Thursday, June 20, 2013

Reverse Sear

When I purchased my smoker, I had visions of smoking large racks of ribs, briskets, pulled pork, and other big pieces of meat. The meat would cook low and slow for many hours until tender and smoky. Then my friends at the Smoking Meat Forums introduced me to the reverse sear and I had a whole new culinary experience with my smoker.

If you ever watch cooking shows on TV you have probably seen a chef cook a piece of meat or fish on the stove at high heat, searing the outside, then placing the pan in the oven to finish cooking. The reverse sear switches this method around. Instead you cook the meat low and slow to your desired temperature, then quickly sear the outside to finish. With this method you can enjoy a nice medium rare steak AND get the rich, smoky flavor you get from cooking low and slow.

To reverse sear you will need:
  1. A smoker or grill capable of indirect cooking.
  2. A meat thermometer. 
  3. Wood chunks or chips for the smoke flavor.
  4. A thick cut of beef. Hamburgers work well for this method but if you want to cook a steak, get a good quality cut like a rib eye, porterhouse, t-bone, etc. 
It is important to get a good cut of beef because we won't be cooking the meat for long periods of time, which would allow a leaner cut of meat such as a brisket, to break down and be tender. You also want the meat to be at least 1 inch thick or it will cook too quickly and you won't be able to infuse much smoke flavor. This 2 1/2 pound bone-in rib eye is an excellent example:

A smoker is ideal for a reverse sear but you can also use a regular charcoal grill. The grill just needs to be large enough so you can pile all the charcoal on one side of the grill, and cook indirectly by placing the meat on the opposite side. The smaller your grill/smoker, the more you'll also want to flip and rotate your meat during the cooking process so it will cook evenly.

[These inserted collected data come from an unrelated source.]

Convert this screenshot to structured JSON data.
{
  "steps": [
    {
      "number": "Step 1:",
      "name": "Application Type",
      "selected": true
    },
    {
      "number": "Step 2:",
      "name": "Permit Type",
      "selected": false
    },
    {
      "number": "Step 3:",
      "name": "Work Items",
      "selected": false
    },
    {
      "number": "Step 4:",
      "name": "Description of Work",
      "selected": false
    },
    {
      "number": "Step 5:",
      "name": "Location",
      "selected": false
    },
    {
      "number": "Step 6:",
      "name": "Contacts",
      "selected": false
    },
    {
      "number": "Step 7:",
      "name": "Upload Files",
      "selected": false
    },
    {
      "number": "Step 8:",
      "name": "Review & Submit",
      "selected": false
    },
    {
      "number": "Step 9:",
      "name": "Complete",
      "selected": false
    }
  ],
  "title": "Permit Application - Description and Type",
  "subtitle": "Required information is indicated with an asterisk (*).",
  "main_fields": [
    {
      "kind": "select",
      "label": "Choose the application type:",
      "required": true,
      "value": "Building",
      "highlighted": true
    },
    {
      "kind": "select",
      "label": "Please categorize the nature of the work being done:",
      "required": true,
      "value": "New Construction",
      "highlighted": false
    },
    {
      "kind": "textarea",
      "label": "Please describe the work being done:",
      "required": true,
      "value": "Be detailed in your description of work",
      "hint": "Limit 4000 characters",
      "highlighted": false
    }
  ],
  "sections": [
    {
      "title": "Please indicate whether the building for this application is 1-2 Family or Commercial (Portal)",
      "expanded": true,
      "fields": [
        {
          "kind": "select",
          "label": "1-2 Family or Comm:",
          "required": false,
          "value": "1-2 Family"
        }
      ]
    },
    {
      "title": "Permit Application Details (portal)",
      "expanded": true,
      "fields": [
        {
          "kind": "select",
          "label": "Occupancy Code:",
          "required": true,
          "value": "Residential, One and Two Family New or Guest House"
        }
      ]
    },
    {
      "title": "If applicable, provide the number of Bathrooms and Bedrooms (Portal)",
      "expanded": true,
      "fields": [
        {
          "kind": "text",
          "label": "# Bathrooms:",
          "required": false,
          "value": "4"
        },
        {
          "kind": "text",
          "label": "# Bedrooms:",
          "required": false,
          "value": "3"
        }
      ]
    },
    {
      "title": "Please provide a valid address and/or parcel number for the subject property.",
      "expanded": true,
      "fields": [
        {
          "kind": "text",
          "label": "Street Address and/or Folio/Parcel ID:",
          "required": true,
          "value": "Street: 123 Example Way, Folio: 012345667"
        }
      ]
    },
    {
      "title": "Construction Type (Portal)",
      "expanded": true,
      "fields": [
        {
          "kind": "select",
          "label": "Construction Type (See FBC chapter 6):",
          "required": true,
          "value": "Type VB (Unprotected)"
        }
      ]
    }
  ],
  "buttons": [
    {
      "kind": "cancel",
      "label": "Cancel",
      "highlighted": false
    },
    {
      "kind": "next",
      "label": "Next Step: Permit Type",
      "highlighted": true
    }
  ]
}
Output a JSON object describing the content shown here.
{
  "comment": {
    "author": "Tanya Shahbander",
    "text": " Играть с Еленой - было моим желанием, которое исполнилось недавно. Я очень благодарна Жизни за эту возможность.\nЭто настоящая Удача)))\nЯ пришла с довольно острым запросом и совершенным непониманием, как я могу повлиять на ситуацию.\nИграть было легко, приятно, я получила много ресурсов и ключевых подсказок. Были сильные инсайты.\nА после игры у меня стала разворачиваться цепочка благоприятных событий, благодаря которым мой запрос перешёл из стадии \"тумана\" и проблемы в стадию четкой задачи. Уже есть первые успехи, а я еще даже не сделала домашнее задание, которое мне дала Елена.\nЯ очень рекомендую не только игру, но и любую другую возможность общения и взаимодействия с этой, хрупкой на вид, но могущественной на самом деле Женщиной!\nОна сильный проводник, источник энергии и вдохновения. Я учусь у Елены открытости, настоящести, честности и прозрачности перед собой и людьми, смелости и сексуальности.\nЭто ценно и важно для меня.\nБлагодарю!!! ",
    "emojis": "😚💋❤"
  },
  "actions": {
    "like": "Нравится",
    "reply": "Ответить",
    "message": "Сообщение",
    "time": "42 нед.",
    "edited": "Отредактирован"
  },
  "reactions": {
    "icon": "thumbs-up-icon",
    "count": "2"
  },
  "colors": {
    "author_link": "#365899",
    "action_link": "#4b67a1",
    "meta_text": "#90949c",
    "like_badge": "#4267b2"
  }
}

If you're using wood chips, be sure to soak them in water for at least a 1/2 hour before using. If you're using wood chunks, soaking is not necessary.

To begin, season the meat. You can use an elaborate spice rub, or just simple salt and pepper. Some people like to coat the meat with oil first to help the rub stick but I find this usually isn't necessary. Leave the meat sitting out at room temperature while you prepare the grill/smoker.

Prepare your grill or smoker for indirect cooking. You want to smoke the meat at a low temperature, a range of 210-225 degrees is ideal but dropping as low as 200 will also be fine.

This picture shows a kettle grill set up for indirect cooking. The pan isn't really necessary, but you can include it if you like.

Once your fire is ready, add the smoke chips or chunks to the coals. Don't overdo it. Just a small handful of chips should be all that's needed. If using wood chunks, one or two small pieces.

Some good choices for smoke flavor include:
  • Cherry - A mild, fruity flavor that pairs really well with beef.
  • Oak - Also mild.
  • Hickory - A standard smoke flavor that works well with all kinds of meat. Hickory has much stronger smoke flavor than cherry or oak, so go easy on it.
  • Mesquite - I personally never use mesquite for smoking but others swear by it. This is also a strong flavor, so go easy.
For a rib eye, I like a combination of oak and cherry. I still want to be able to taste the flavor of the beef so prefer to keep it mild. For hamburgers, I use hickory and cherry. Cherry also gives a pinkish hue to the meat, which shows up nicely on this burger:

This is the rib eye, placed on the smoker at about 225 degrees. The probe thermometer is in the center of the meat so I can monitor the internal temperature. Be sure the probe is not touching fat or bone.

Smoke the meat to about 5 degrees shy of your desired finishing temperature. I was shooting for medium rare, so I cooked the meat to 125 degrees. When done, remove to a plate and let rest briefly while you prepare the fire for searing. On my smoker that involved opening up the lid and air vents on the fire box until the fire and grill grates were red hot.

Sear the meat over the hot coals. About a minute a side should be all that's needed.
Rest the meat. This is one of the most important and difficult parts of the process. Allow the meat to rest so that the juices can reabsorb into the meat. For a large cut like this rib eye, 20 minutes is ideal. For a hamburger or small steak, you can probably get away with as little as 10 minutes.

Timing will vary according to your smoker temperature and thickness of the meat, but this rib eye took 2 hours to get to 125 and the hamburger took a little less than an hour. Enjoy!